De zomer begint toch nog goed

Soms heb ik geen goed idee waarover ik op deze plek moet schrijven en soms dienen meerdere ideeën zich aan. Zoals nu. Eerst werd bekend dat de politiek besloot dat de behandeling van de WRM in de Tweede Kamer plenair moet plaatsvinden (deze staat nu op 3 september op de agenda), iets later deed een Europees rapport waaruit zou blijken dat er geen wetenschappelijk bewijs is dat niet is bewezen dat rijles door een professionele instructeur leidt tot een lager ongevalsrisico stof opwaaien en daarna kwam het CBR met een brief aan de Tweede Kamer waarin het onder andere maatregelen aankondigt om de reserveringstermijnen terug te dringen. Hoeveel nieuws kan er zijn in één week?

Eerst het rapport. Dat is al oud (van december 2016) en is een optelsom van eerdere rapporten. Vooral een rapport van de SWOV in 2013 met exact dezelfde strekking is de basis. Maar dat maakt de inhoud niet minder explosief. Die luidt dat de waarde van een opleiding door een professionele instructeur voor de verkeersveiligheid in het algemeen niet bewezen is. De verkeersveiligheid is volgens de onderzoekers pas gediend bij het ontwikkelen van hogere ordevaardigheden (zoals gevaarherkenning) en dat leer je niet op weg naar het examen.
Het is niet te hopen dat deze conclusie een eigen leven gaat leiden. Het mag misschien niet bewezen zijn dat lessen bij een professionele instructeur goed is voor de verkeersveiligheid, maar het is ook niet bewezen dat dit niet zo is. De conclusie is op z'n minst voorbarig, maar vooral bloedlink als de verkeerde mensen (lees bijvoorbeeld: politici die willen scoren) ermee aan de haal gaan. Het rapport heeft anderhalf jaar in een la gelegen en het is te hopen dat het daar weer in terecht komt, stelt brancheorganisatie VRB. Dat is de spijker op z'n kop.
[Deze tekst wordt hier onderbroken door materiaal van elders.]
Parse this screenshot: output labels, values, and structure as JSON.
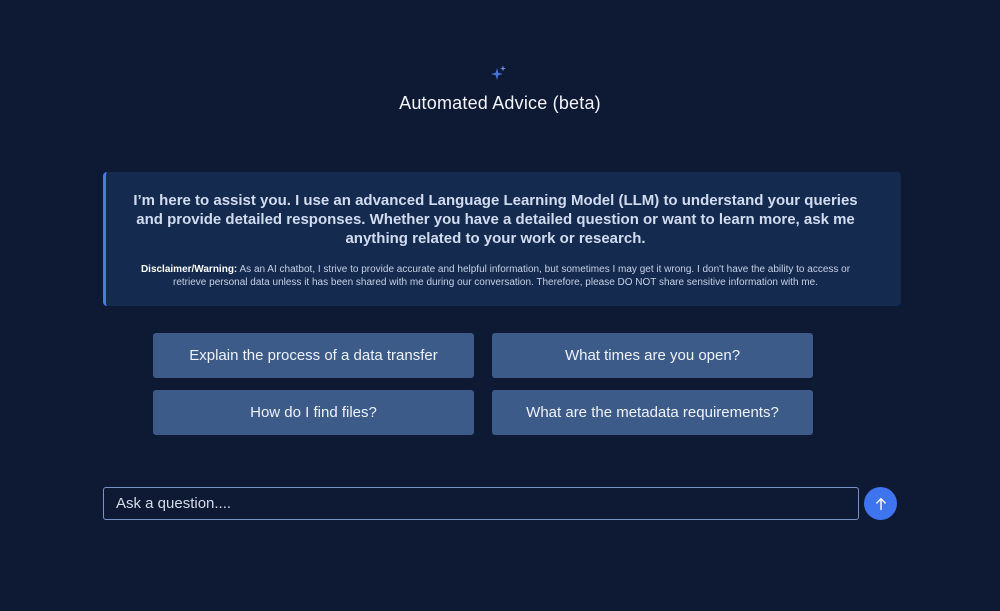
{
  "header": {
    "icon": "sparkle-icon",
    "title": "Automated Advice (beta)"
  },
  "intro": {
    "text": "I’m here to assist you. I use an advanced Language Learning Model (LLM) to understand your queries and provide detailed responses. Whether you have a detailed question or want to learn more, ask me anything related to your work or research.",
    "disclaimer_label": "Disclaimer/Warning:",
    "disclaimer_text": " As an AI chatbot, I strive to provide accurate and helpful information, but sometimes I may get it wrong. I don't have the ability to access or retrieve personal data unless it has been shared with me during our conversation. Therefore, please DO NOT share sensitive information with me."
  },
  "suggestions": [
    {
      "label": "Explain the process of a data transfer"
    },
    {
      "label": "What times are you open?"
    },
    {
      "label": "How do I find files?"
    },
    {
      "label": "What are the metadata requirements?"
    }
  ],
  "chat_input": {
    "placeholder": "Ask a question....",
    "value": "",
    "send_icon": "arrow-up-icon"
  },
  "colors": {
    "background": "#0e1a33",
    "panel": "#142a4e",
    "accent": "#4a78e6",
    "suggestion": "#3d5b89",
    "send_button": "#3e74ee"
  }
}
Dan de WRM. Het besluit dat de WRM plenair moet worden behandeld, betekent (weer) ernstige vertraging in het verbeterproces van de branche. Ruim een jaar geleden heeft de branche als antwoord op een vraag vanuit de politiek een aantal doelen benoemd die makkelijk zijn te realiseren: het laaghangend fruit. Voorbeelden zijn een invoering van de Verklaring omtrent gedrag (VOG) en het terugbrengen van de Praktijkbegeleiding van twee dagen naar één dag. Iedereen is hier voorstander van. Door dit besluit hangt het laaghangend fruit opeens wat hoger. Helaas. De brancheorganisaties werken al twee jaar intensief aan verbetering van de kwaliteit en dan is deze ruis op de lijn ongewenst.

Last but zeker not least is er de brief aan de Tweede Kamer van CBR-directeur Petra Delsing. Hoewel op de conclusies en te nemen maatregelen best wat valt af te dingen, is het een belangrijk signaal dat het CBR eindelijk daadkrachtig wil optreden tegen de rotte appels in deze branche.

Het rapport en de WRM-soap zijn slechte signalen richting de branche, maar de CBR-brief maakt veel goed:
de zomer had niet beter kunnen beginnen.